When I got home from work Friday afternoon I began the process of packing the truck for departure. Brian was at work and would not get home until after his weightlifting work out, or around 6:30 pm. That still left plenty of time to drive to Beaver and find lodging for the night and enable an early morning start up the mountain. But alas, Evan decided that he did not want to go on the trip. I mildly probed him to see if there was an uncertainty, fear, or other apprehension that could be dissipated or explained to his satisfaction. He simply decided that he just wanted to stay close to home. Although I was disappointed, I thought it presented an opportunity for Denise to have one-on-one time with Evan while I could do the same with Brian.
On the drive that night Brian and I were quite chatty.

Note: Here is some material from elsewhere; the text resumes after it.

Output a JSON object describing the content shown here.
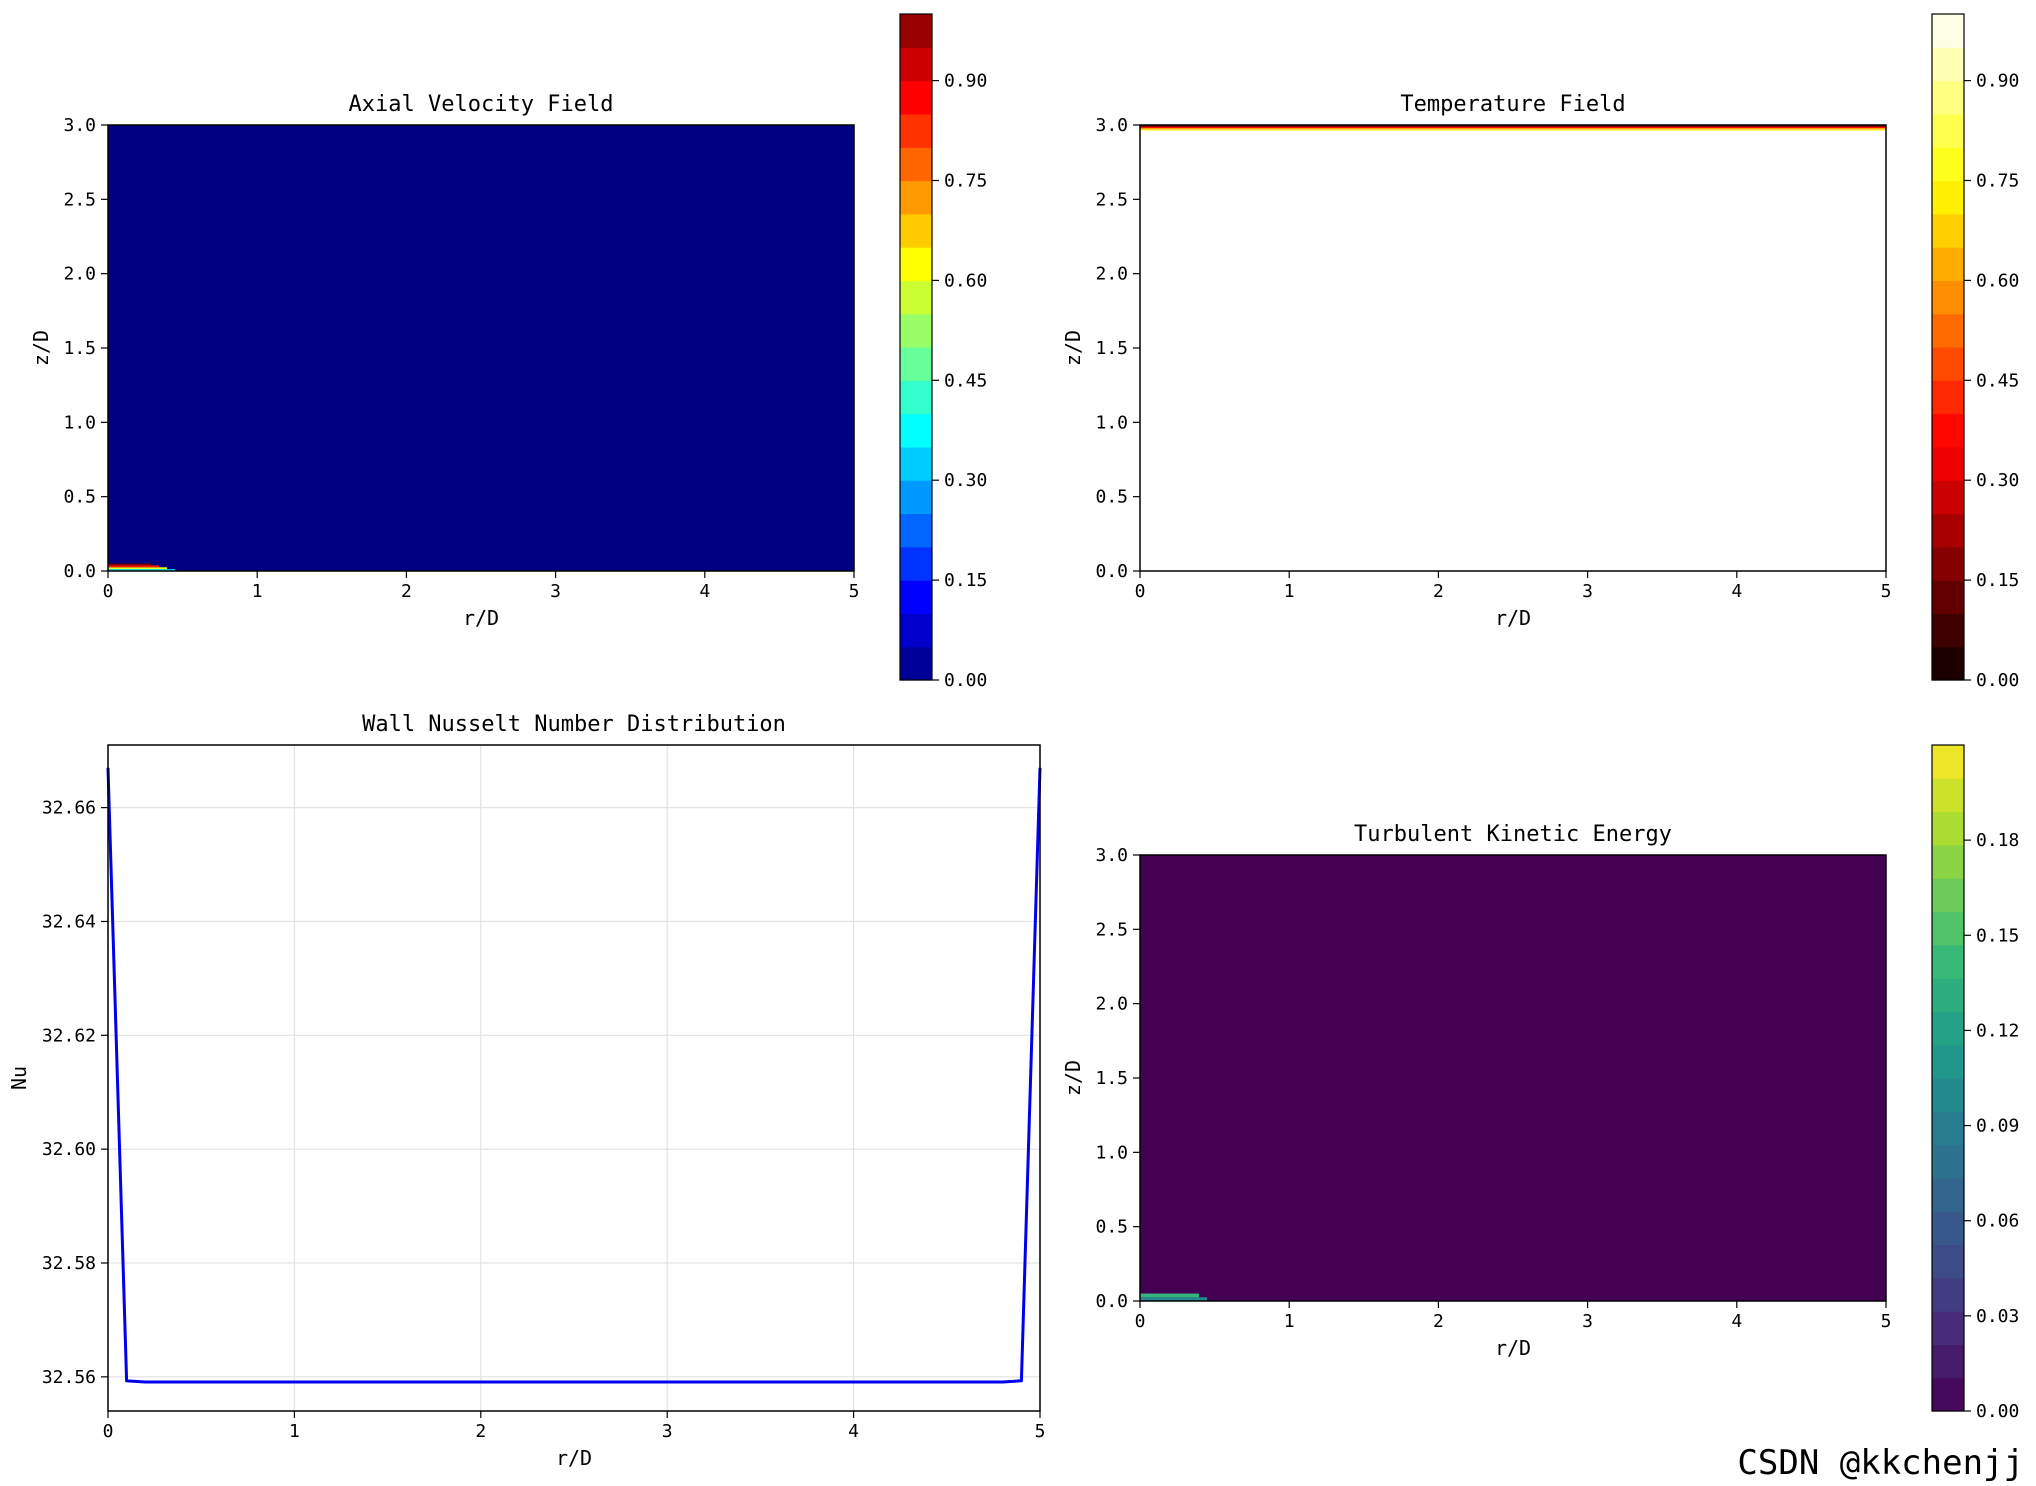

I’m not sure how we got on the subject of my work years for the Nevada Test Site (NTS) contractors; I guess we were discussing college and work careers. I never really discussed much of those years with him, and he did not know much about the NTS. Through the three-hour drive I babbled on giving Brian a little history lesson that seemed to capture his interest. We decided that I needed to take him to visit the Atomic Testing Museum near UNLV’s campus.
|Anderson Reservoir in light drizzle|
|Mule deer buck in velvet with doe along the road|
Saturday morning, after a hearty breakfast we gassed up the trout truck, inflated our tubes, and headed up Beaver Canyon with Anderson Reservoir as our destination. I first visited Anderson with my brother Neal in the late 1970s when I was just learning to fly fish, and again in August of 2004. I had a blast in 2004, catching twenty trout in about four hours; one was about fifteen inches, so I was hoping Brian would have a great time catching lots of small mountain trout. As an added bonus we saw four mule deer along the road as well as several marmots; wildlife always brings a smile on these outdoor adventures.

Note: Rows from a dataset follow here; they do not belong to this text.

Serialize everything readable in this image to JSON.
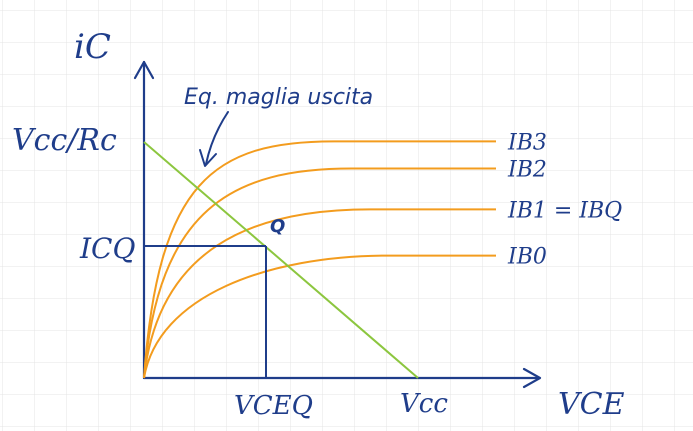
{
  "colors": {
    "grid": "#e4e4e4",
    "axis": "#1f3d8a",
    "load_line": "#8cc63f",
    "curves": "#f39c1e",
    "text": "#1f3d8a"
  },
  "labels": {
    "y_axis": "iC",
    "x_axis": "VCE",
    "y_intercept": "Vcc/Rc",
    "x_intercept": "Vcc",
    "icq": "ICQ",
    "vceq": "VCEQ",
    "q_point": "Q",
    "annotation": "Eq. maglia uscita"
  },
  "curves": [
    {
      "label": "IB3",
      "level": 0.87
    },
    {
      "label": "IB2",
      "level": 0.77
    },
    {
      "label": "IB1 = IBQ",
      "level": 0.62
    },
    {
      "label": "IB0",
      "level": 0.45
    }
  ],
  "load_line": {
    "vcc": 1.0,
    "vcc_over_rc": 1.0
  },
  "q_point": {
    "vce": 0.5,
    "ic": 0.5
  }
}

Angler Brian tying on a fly
|Brian in float tube|
By the time we got to the reservoir there already were about seven to ten anglers fishing. We were the first to launch float tubes, and I was quickly into several fish. Although Brian caught four, he was not satisfied with the experience. He saw me catch about fifteen or sixteen trout (I wasn’t counting, but it was a lot like August 2004), and he finally told me he wished he was fly fishing because it looked like it caught more fish (a little competitive streak, yes?). Sometimes it does, but fly fishing is not as simple to learn as a casting or spinning rod. It’s more like learning to throw a football; it takes a little practice before you can start to play the game.
As I floated down to the inlet area I noticed there were lots of small but aggressive brookies feeding in the shallows, just like in 2004. I was using my little six foot fly rod, and casting forty-five feet to these hungry trout brought strikes on almost every cast. I summoned Brian over, gave him a few fly-casting lessons and let him try for the brookies. Upon retrieving a twenty-five foot cast on the fifth or sixth attempt he hooked and landed a little brook trout. I was very proud of him, and I promised to teach him more if he had the willingness to learn. Obviously, there will be more teaching trips to look forward to.
|Brian with nice eleven-inch rainbow|
|Heavily spotted thirteen-inch rainbow|
|Jewel of the high mountains: brook trout|
|A pinch in the nose (note sprouting of little fish teeth)|
It was about then when the thunder clouds rolled in, and at 9,500 feet in elevation we were all that much closer to lightening strikes. We decided to cut the trip short and head for the safety of the truck. Looking back, even though the trip was too long for a scant three or four hours of fishing, I surely enjoyed being with Brian and was awfully pleased we made the trip together. It's not always the quality of the time that matters in life, but the quantity. I often find myself challenged to share my resources and gifts with my family and others. James reminds us that hording our wealth is folly (James 5:3); too often we think of wealth only in terms of the physical or in relation to others who we think have more and we fail to see the great gifts of time and service the Lord has provided us and we horde them to our detriment. With that in mind the trip was a blessing all the way around.